Barang
bukti sitaan yang disita oleh aparat merupakan serangkaian tindakan untuk
mendukung dan mempermudah jalannya proses pemeriksaan. Penyitaan tersebut
dilakukan karena dianggap bahwa barang bukti tersebut dapat mempermudah proses
pembuktian suatu tindak pidana. Pengertian penyitaan itu sendiri dapat
diartikan sebagai suatu penyitaan yang dilakukan terhadap barang bergerak
ataupun tidak bergerak milik seseorang untuk mendapatkan bukti dalam proses
peradilan pidana.
Menurut
Darwin Prinst (2002:69) bahwa pengertian Penyitaan terhadap barang bukti sitaan
yaitu :
Suatu cara yang dilakukan oleh pejabat
yang berwenang untuk menguasai sementara waktu barang-barang baik yang
merupakan milik tersangka/ terdakwa ataupun bukan, tetapi berasal dari atau ada
hubungannya dengan suatu tindak pidana dan berguna untuk pembuktian.
Ketentuan
mengenai penyitaan terhadap barang bukti sitaan yang dilakukan dalam melakukan
suatu kejahatan ataupun barang bukti sitaan yang merupakan hasil dari kejahatan
tersebut, diatur dalam ketentuan KUHAP khususnya dalam Pasal 1 angka 16 tertulis
bahwa :
Penyitaan adalah serangkaian tindakan
penyidik untuk mengambil alih atau menyimpan di bawah penguasaannya benda
bergerak atau tidak bergerak, berwujud dan tidak berwujud untuk kepentingan
pembuktian dalam penyelidikan, penuntutan dan peradilan.
Berdasarkan
pengertian di atas, nampak bahwa penyitaan barang bukti sitaan dilakukan hanya
dalam hal kepentingan pembuktian, penuntutan dan peradilan, sesuatu benda atau
barang dapat disita dan dikuasai oleh orang lain atau pihak lain untuk
sementara waktu. Jadi penyitaan (beslagneming)

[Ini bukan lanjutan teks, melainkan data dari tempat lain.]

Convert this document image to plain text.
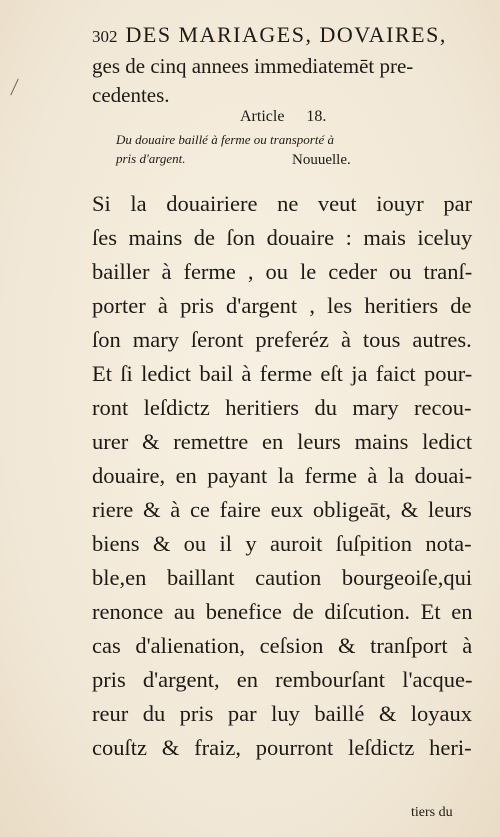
302 DES MARIAGES, DOVAIRES,
ges de cinq annees immediatemēt pre-
cedentes.
Article 18.
Du douaire baillé à ferme ou transporté à
pris d'argent.	Nouuelle.
Si la douairiere ne veut iouyr par
ſes mains de ſon douaire : mais iceluy
bailler à ferme , ou le ceder ou tranſ-
porter à pris d'argent , les heritiers de
ſon mary ſeront preferéz à tous autres.
Et ſi ledict bail à ferme eſt ja faict pour-
ront leſdictz heritiers du mary recou-
urer & remettre en leurs mains ledict
douaire, en payant la ferme à la douai-
riere & à ce faire eux obligeāt, & leurs
biens & ou il y auroit ſuſpition nota-
ble,en baillant caution bourgeoiſe,qui
renonce au benefice de diſcution. Et en
cas d'alienation, ceſsion & tranſport à
pris d'argent, en rembourſant l'acque-
reur du pris par luy baillé & loyaux
couſtz & fraiz, pourront leſdictz heri-
tiers du
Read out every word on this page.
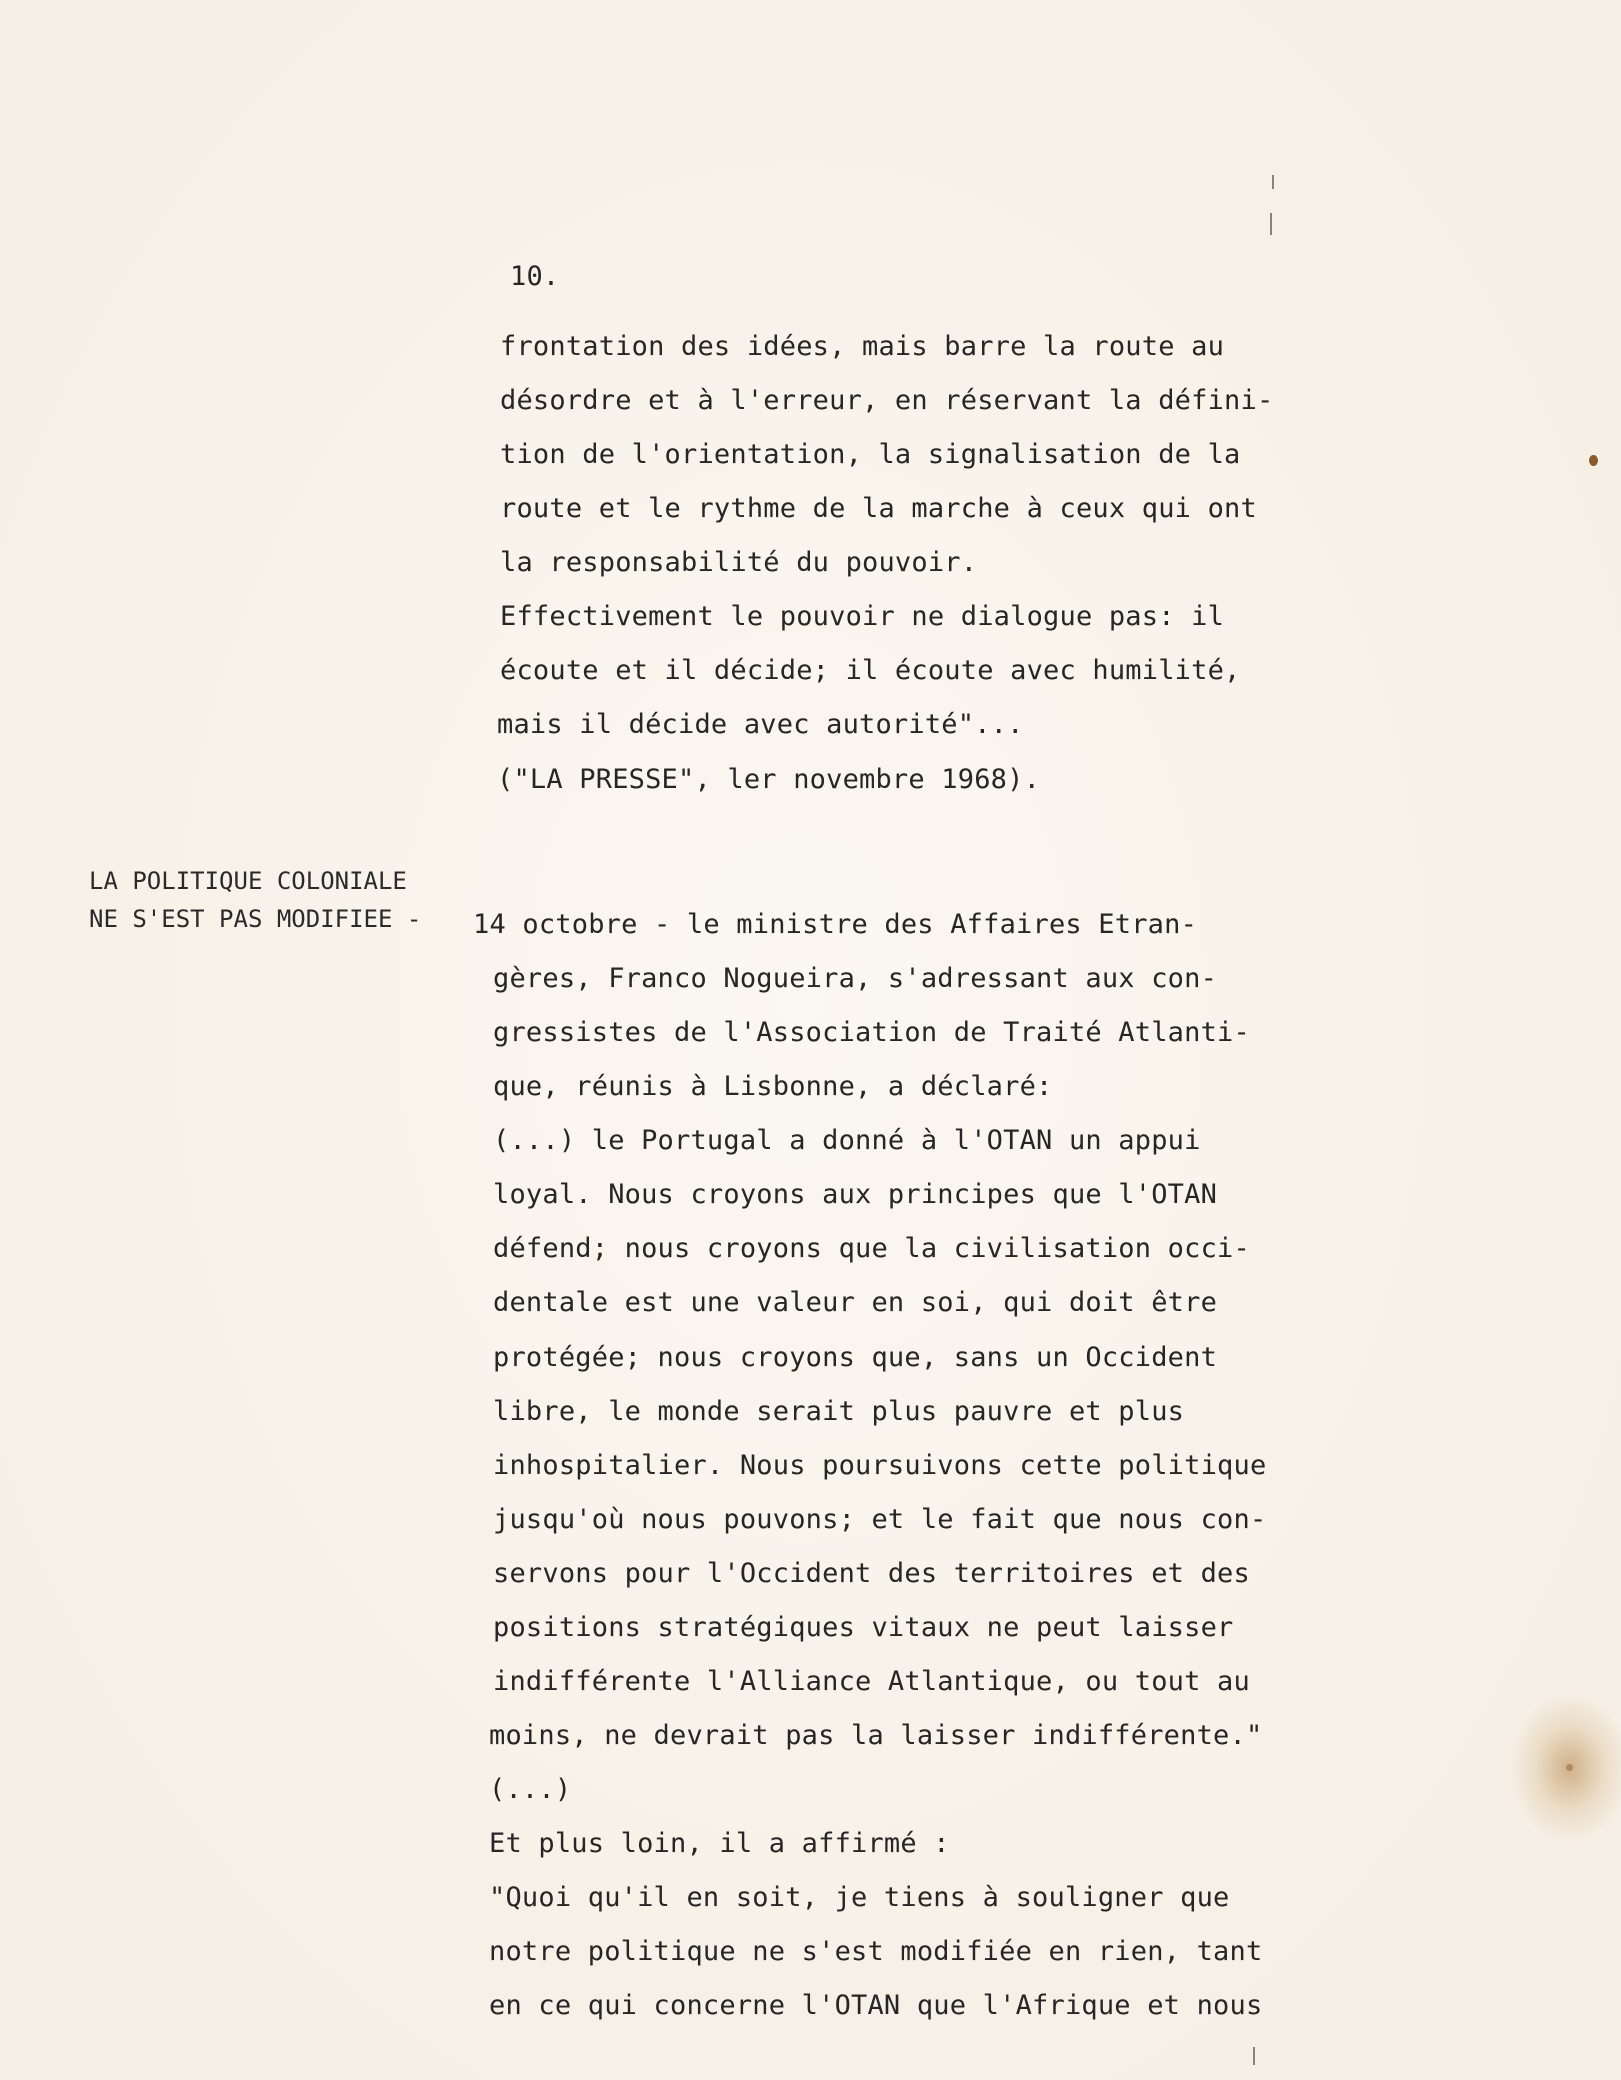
10.
frontation des idées, mais barre la route au
désordre et à l'erreur, en réservant la défini-
tion de l'orientation, la signalisation de la
route et le rythme de la marche à ceux qui ont
la responsabilité du pouvoir.
Effectivement le pouvoir ne dialogue pas: il
écoute et il décide; il écoute avec humilité,
mais il décide avec autorité"...
("LA PRESSE", ler novembre 1968).
LA POLITIQUE COLONIALE
NE S'EST PAS MODIFIEE - 14 octobre - le ministre des Affaires Etran-
gères, Franco Nogueira, s'adressant aux con-
gressistes de l'Association de Traité Atlanti-
que, réunis à Lisbonne, a déclaré:
(...) le Portugal a donné à l'OTAN un appui
loyal. Nous croyons aux principes que l'OTAN
défend; nous croyons que la civilisation occi-
dentale est une valeur en soi, qui doit être
protégée; nous croyons que, sans un Occident
libre, le monde serait plus pauvre et plus
inhospitalier. Nous poursuivons cette politique
jusqu'où nous pouvons; et le fait que nous con-
servons pour l'Occident des territoires et des
positions stratégiques vitaux ne peut laisser
indifférente l'Alliance Atlantique, ou tout au
moins, ne devrait pas la laisser indifférente."
(...)
Et plus loin, il a affirmé :
"Quoi qu'il en soit, je tiens à souligner que
notre politique ne s'est modifiée en rien, tant
en ce qui concerne l'OTAN que l'Afrique et nous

merupakan cara yang dilakukan oleh pejabat berwenang untuk menguasai sementara
waktui barang-barang bukti sitaan baik itu barang milik tersangka/ terdakwa
ataupun barang bukti sitaan hasil kejahatan.
Selanjutnya
harus dibedakan antara penyitaan terhadap barang bukti sitaan dan perampasan (verbeurdverklaring). Perampasan
diartikan bahwa benda atau barang tersebut diambil alih dari pemiliknya dengan
tujuan untuk mencabut status hak milik atas barang itu untuk kemudian digunakan
bagi kepentingan negara, untuk dimusnahkan atau untuk di rusak hingga tidak
dapat lagi dipergunakan.
Menurut
Amiruddin (2003:27) bahwa perbedaan antara penyitaan dan perampasan yaitu :
Penyitaan adalah bahwa untuk sementara
milik seseorang dilepaskan dari pemiliknya untuk keperluan pembuktian dan lain
daripada itu hak milik tidak terlepas dari si pemiliknya; akibat hukumnya
adalah dapat dirampas atau dikembalikan kepada yang berhak. Sedangkan
perampasan adalah hanya dapat dinyatakan oleh hakim dalam putusannya; akibat hukumnya
adalah milik barang itu disampaikan atau diambil alih oleh negara.
Dengan kata lain
bahwa penyitaan harus mengandung makna bahwa penguasaan terhadap benda
tersebut adalah bersifat sementara yang berarti bahwa kemudian apabila sudah
tidak dipergunakan lagi, maka akan dikembalikan kepada yang berhak akan tetapi
perampasan ini bukan untuk sementara melainkan pihak yang berwenang mencabut
hak milik atas benda itu untuk selama-lamanya.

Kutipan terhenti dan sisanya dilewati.